Deportation of Koreans in The Soviet Union - Life in Central Asia

Life in Central Asia

In 1956, Nikita Khrushchev decided to give the Soviet Koreans freedom and for the first time they were given the right to decide where to live and what to do. Many Koreans moved to the cities to start professions in medicine and education. Others, however, stayed and worked on their highly productive farms. When Khrushchev introduced his Virgin Lands Campaign, Korean farms were consolidated into larger collective farms as part of the prefect.

Due to their organizational skill and work ethic, many Koreans were soon leaders of industry, government, and educational institutions within the Soviet Union. Koreans were elected to the Parliaments of the Soviet Union and Central Asian Republics and by the 1970s the number of Koreans with a college degree was twice that of the general population. Today hundreds of Koreans in Central Asia and Russia have received Ph.D’s and work as professors and researchers in universities, institutes and scientific centers. In addition, Koreans are the most urbanized ethnic group in both Kazakhstan and Uzbekistan, as more than 80% of the Korean population live in cities. According to the 1989 census, the number of Koreans living in the Soviet Union was 439,000, the bulk of which lived in Kazakhstan, Uzbekistan, and Russia, with more than 80% of that in Kazakhstan, and based on an analysis of Kazakh ‘areas of compact living’, the majority of Kazakh-Koreans today live in urban areas in the central and southern regions of Kazakhstan, most notably Kzyl Orda, Karaghandy, Dzhambul, and Almaty, and most live in urban areas.
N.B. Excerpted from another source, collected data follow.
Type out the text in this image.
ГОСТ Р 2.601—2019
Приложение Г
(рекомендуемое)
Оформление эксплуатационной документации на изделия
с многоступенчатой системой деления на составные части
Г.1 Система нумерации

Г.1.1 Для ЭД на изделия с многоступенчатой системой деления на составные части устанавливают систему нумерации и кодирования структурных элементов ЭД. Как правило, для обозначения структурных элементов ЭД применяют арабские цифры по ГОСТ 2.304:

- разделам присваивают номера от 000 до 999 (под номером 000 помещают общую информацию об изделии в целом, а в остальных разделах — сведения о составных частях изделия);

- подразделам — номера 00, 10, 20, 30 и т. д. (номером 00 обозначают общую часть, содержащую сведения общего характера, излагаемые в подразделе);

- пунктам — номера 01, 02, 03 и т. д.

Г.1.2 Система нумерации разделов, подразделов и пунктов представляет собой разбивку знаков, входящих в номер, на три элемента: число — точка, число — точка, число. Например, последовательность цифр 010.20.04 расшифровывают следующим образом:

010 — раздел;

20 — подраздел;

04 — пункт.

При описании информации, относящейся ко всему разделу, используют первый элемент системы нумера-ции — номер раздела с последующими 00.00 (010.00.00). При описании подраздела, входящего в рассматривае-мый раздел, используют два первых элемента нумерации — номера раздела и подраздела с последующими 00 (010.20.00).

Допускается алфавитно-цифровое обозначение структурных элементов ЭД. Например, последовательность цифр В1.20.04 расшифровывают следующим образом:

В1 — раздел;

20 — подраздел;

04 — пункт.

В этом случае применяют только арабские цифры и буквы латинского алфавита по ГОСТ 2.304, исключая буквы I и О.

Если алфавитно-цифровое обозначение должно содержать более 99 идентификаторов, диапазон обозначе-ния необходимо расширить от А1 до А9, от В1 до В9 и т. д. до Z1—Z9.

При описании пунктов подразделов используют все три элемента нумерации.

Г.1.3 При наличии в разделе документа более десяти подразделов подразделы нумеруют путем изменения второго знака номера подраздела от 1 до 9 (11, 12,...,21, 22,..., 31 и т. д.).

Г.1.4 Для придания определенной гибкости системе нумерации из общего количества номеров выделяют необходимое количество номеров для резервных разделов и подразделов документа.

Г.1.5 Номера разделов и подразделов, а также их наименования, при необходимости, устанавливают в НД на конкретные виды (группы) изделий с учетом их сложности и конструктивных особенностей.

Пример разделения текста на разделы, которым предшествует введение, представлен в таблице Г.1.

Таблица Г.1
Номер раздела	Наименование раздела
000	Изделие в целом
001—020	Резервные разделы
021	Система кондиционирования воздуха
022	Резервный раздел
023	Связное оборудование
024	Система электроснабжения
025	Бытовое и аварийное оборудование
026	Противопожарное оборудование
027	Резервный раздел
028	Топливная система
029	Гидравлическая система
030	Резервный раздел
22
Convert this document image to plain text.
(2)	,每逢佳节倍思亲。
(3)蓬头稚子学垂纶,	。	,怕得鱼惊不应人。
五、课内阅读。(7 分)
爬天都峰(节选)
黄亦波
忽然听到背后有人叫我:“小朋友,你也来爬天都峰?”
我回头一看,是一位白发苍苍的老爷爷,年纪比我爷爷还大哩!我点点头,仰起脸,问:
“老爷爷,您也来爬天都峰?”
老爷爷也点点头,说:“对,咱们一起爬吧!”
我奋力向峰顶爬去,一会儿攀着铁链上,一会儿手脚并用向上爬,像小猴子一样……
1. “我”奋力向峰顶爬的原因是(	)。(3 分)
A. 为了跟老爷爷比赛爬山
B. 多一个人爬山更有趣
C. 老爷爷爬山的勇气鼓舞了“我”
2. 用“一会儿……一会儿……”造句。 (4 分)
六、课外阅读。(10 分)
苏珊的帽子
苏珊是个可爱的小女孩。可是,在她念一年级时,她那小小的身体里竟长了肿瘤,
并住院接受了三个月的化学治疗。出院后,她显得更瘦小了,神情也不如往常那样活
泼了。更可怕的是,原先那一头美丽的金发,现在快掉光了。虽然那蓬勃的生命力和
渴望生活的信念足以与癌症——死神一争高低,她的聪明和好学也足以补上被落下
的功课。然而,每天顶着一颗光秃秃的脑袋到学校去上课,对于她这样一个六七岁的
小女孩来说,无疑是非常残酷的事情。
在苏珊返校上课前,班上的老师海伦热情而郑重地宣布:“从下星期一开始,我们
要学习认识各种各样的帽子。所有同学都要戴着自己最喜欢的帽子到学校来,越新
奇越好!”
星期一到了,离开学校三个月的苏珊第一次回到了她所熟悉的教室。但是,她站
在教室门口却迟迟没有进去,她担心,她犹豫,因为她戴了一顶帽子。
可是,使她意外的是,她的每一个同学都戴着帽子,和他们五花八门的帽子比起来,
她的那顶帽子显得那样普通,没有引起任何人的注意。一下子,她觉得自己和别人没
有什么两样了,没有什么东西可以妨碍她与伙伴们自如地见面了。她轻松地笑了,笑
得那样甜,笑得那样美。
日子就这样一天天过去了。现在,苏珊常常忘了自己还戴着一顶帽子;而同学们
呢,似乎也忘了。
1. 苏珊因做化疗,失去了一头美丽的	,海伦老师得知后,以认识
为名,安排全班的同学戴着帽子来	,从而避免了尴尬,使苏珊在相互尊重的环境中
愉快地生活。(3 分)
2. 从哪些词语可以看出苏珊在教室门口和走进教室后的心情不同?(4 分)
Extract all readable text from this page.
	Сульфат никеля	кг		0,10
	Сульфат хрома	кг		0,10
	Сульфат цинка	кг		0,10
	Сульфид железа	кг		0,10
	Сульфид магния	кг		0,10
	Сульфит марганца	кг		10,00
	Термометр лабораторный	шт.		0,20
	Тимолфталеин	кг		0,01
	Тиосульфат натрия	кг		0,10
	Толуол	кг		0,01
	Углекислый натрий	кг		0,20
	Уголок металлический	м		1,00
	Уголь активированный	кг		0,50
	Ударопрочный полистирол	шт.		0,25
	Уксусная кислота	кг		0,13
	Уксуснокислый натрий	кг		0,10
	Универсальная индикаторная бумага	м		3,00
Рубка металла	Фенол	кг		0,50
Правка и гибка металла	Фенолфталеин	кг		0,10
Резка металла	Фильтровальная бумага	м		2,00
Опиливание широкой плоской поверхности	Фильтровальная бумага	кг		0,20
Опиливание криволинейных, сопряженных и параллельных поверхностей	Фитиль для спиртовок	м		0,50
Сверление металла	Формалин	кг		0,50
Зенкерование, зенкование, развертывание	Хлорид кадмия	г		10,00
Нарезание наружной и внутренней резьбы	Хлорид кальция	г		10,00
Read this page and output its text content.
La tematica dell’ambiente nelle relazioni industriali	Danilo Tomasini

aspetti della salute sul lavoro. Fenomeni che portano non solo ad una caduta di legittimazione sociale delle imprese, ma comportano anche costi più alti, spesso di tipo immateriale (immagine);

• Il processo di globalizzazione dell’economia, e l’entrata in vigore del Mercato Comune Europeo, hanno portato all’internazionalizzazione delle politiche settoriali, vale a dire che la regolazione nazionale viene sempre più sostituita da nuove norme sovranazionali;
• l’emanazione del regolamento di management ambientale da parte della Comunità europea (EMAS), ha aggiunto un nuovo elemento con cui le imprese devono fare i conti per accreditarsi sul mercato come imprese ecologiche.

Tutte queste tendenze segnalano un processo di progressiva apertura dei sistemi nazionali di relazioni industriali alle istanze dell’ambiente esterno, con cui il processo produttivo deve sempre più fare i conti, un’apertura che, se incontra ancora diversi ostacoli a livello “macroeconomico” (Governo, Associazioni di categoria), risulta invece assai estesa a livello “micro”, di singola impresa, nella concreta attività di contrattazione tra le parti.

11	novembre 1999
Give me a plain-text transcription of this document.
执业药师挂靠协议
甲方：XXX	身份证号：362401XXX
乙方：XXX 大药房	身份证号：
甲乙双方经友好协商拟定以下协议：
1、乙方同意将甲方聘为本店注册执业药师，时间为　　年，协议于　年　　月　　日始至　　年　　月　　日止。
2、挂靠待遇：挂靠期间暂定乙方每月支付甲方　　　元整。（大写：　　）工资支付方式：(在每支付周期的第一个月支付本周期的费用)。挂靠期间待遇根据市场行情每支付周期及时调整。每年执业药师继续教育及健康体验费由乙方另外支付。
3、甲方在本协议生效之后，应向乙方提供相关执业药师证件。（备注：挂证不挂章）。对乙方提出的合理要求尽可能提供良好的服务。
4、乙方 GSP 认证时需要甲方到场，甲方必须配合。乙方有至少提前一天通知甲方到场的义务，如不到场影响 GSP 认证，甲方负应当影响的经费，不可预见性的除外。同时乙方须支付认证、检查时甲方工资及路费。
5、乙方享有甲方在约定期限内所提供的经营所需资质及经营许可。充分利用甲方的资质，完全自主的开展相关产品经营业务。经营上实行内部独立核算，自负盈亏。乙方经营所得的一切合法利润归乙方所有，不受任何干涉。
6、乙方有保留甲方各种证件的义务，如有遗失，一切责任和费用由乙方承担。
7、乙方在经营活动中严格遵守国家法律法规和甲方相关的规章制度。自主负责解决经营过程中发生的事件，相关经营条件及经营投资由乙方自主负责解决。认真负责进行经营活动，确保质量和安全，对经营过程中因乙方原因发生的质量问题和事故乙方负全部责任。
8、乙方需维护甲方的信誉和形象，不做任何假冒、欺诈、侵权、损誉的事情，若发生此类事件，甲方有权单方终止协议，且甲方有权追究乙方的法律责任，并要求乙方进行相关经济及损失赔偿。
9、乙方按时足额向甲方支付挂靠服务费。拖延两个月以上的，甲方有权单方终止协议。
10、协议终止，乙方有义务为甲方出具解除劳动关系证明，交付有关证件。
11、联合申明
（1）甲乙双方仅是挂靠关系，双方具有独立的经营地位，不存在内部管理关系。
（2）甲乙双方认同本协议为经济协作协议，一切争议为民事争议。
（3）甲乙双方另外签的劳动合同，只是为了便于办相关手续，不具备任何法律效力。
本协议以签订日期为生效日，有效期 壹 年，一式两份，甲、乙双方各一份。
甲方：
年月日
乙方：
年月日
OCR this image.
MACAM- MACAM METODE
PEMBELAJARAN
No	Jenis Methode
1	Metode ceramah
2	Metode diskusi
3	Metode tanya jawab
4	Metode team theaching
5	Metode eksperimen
After the collapse of the Soviet Union in 1991, the Russian Federation adopted a decree on the restoration of ethnic Korean rights. Under the new decree, the State permitted ‘individual and voluntary return to the former place of residence’ for deportees, and Russian citizenship could be obtained by any migrants from outside Russia. The decree also provided Korean returnees with ‘residential houses and lands for farming and other activities,’ if they desired.